Converting Documents to a Standard Electronic Format
Most companies and organizations have a compelling interest in converting their incoming documents to a single electronic format. There are several reasons for this. First, it is much easier to reliably query, view, and print documents if they are all kept in the same file format. This file format needs to be as functional as possible, while preserving the integrity of the original document. With respect to optimizing and automating document workflows, it is much easier to handle a workflow process if there is one standard format that all the documents are converted into. If all files are converted to one standard, canonical format then viewing, classifying, routing, extracting data, analyzing, and commenting on these documents would all use the same software.
There are challenges in archiving “digitally born” or native electronic documents, just as there are challenges in archiving paper and captured paper documents. With respect to records management and archiving of electronic files, a naïve approach would simply retain all such documents in their native electronic format and import them into the company’s record management system. This method, although simple to implement, is risky and not consistent with best practices in document archiving and records management (as suggested by NARA and ARMA).
Electronic Document Archives Preserved in their Original Format
There are serious problems that result when keeping corporate documents in their native electronic format. These problems include:
- Viewing corporate documents, if there is no policy of converting to a standardized file format, requires supporting different viewer tools.
- A given document produced in one office, such as an MS Word file generated in a company’s Mexico City office, may not display correctly in the same company’s New York office. This can easily occur as the Windows system fonts available in one office location are not necessarily the same fonts available in a 2nd location.
- There is no guarantee that the look and feel of an electronic document is consistent when generated on one machine and subsequently displayed on another.
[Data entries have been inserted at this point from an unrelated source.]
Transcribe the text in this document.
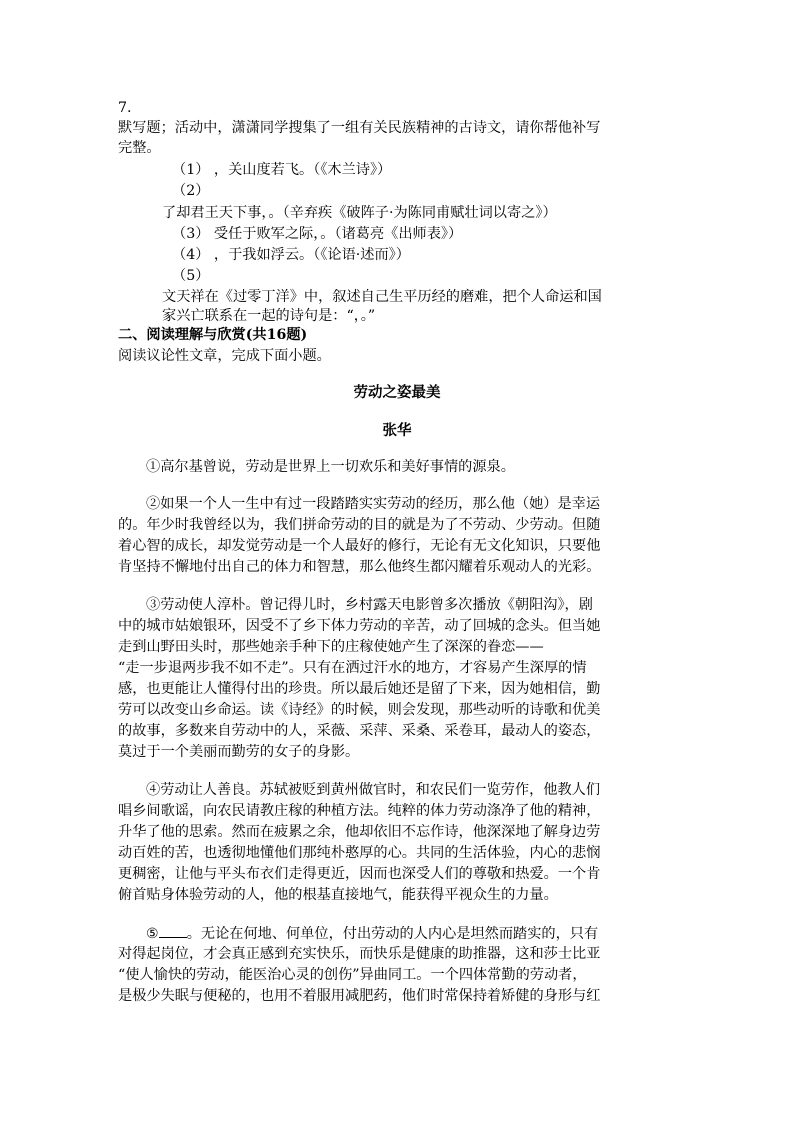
7.
默写题；活动中，潇潇同学搜集了一组有关民族精神的古诗文，请你帮他补写
完整。
（1） ，关山度若飞。（《木兰诗》）
（2）
了却君王天下事，。（辛弃疾《破阵子·为陈同甫赋壮词以寄之》）
（3） 受任于败军之际，。（诸葛亮《出师表》）
（4） ，于我如浮云。（《论语·述而》）
（5）
文天祥在《过零丁洋》中，叙述自己生平历经的磨难，把个人命运和国
家兴亡联系在一起的诗句是：“，。”
二、阅读理解与欣赏(共16题)
阅读议论性文章，完成下面小题。
劳动之姿最美
张华
①高尔基曾说，劳动是世界上一切欢乐和美好事情的源泉。
②如果一个人一生中有过一段踏踏实实劳动的经历，那么他（她）是幸运
的。年少时我曾经以为，我们拼命劳动的目的就是为了不劳动、少劳动。但随
着心智的成长，却发觉劳动是一个人最好的修行，无论有无文化知识，只要他
肯坚持不懈地付出自己的体力和智慧，那么他终生都闪耀着乐观动人的光彩。
③劳动使人淳朴。曾记得儿时，乡村露天电影曾多次播放《朝阳沟》，剧
中的城市姑娘银环，因受不了乡下体力劳动的辛苦，动了回城的念头。但当她
走到山野田头时，那些她亲手种下的庄稼使她产生了深深的眷恋——
“走一步退两步我不如不走”。只有在洒过汗水的地方，才容易产生深厚的情
感，也更能让人懂得付出的珍贵。所以最后她还是留了下来，因为她相信，勤
劳可以改变山乡命运。读《诗经》的时候，则会发现，那些动听的诗歌和优美
的故事，多数来自劳动中的人，采薇、采萍、采桑、采卷耳，最动人的姿态，
莫过于一个美丽而勤劳的女子的身影。
④劳动让人善良。苏轼被贬到黄州做官时，和农民们一览劳作，他教人们
唱乡间歌谣，向农民请教庄稼的种植方法。纯粹的体力劳动涤净了他的精神，
升华了他的思索。然而在疲累之余，他却依旧不忘作诗，他深深地了解身边劳
动百姓的苦，也透彻地懂他们那纯朴憨厚的心。共同的生活体验，内心的悲悯
更稠密，让他与平头布衣们走得更近，因而也深受人们的尊敬和热爱。一个肯
俯首贴身体验劳动的人，他的根基直接地气，能获得平视众生的力量。
⑤ 。无论在何地、何单位，付出劳动的人内心是坦然而踏实的，只有
对得起岗位，才会真正感到充实快乐，而快乐是健康的助推器，这和莎士比亚
“使人愉快的劳动，能医治心灵的创伤”异曲同工。一个四体常勤的劳动者，
是极少失眠与便秘的，也用不着服用减肥药，他们时常保持着矫健的身形与红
- With changes in margins and pagination, a page reference may no longer be correct.
- For legal document retention, it is hard to show that a given original electronic file has not been modified. Using the PDF format, this could be established with a digital signature.
These are some of the reasons that archiving a document in its native format is usually inadequate, both from a legal and regulatory standpoint.
Electronic Documents Preserved in Image Format
There are also problems in archiving to image formats, such as TIFF or JPEG. A method that has been used extensively in the past two decades for document processing and archiving is conversion to TIFF format. This electronic imaging (aka capture) of corporate and government documents was actively used in lieu of the original files, which were put into “deep storage” or discarded, and generally replaced the need to microfiche documents.
Some of the advantages of converting documents to TIFF format are that it retains the original page layout, cannot be easily modified, and can be widely viewed and printed. For this reason, TIFF is still heavily used as a document archiving format within many organizations despite some serious limitations.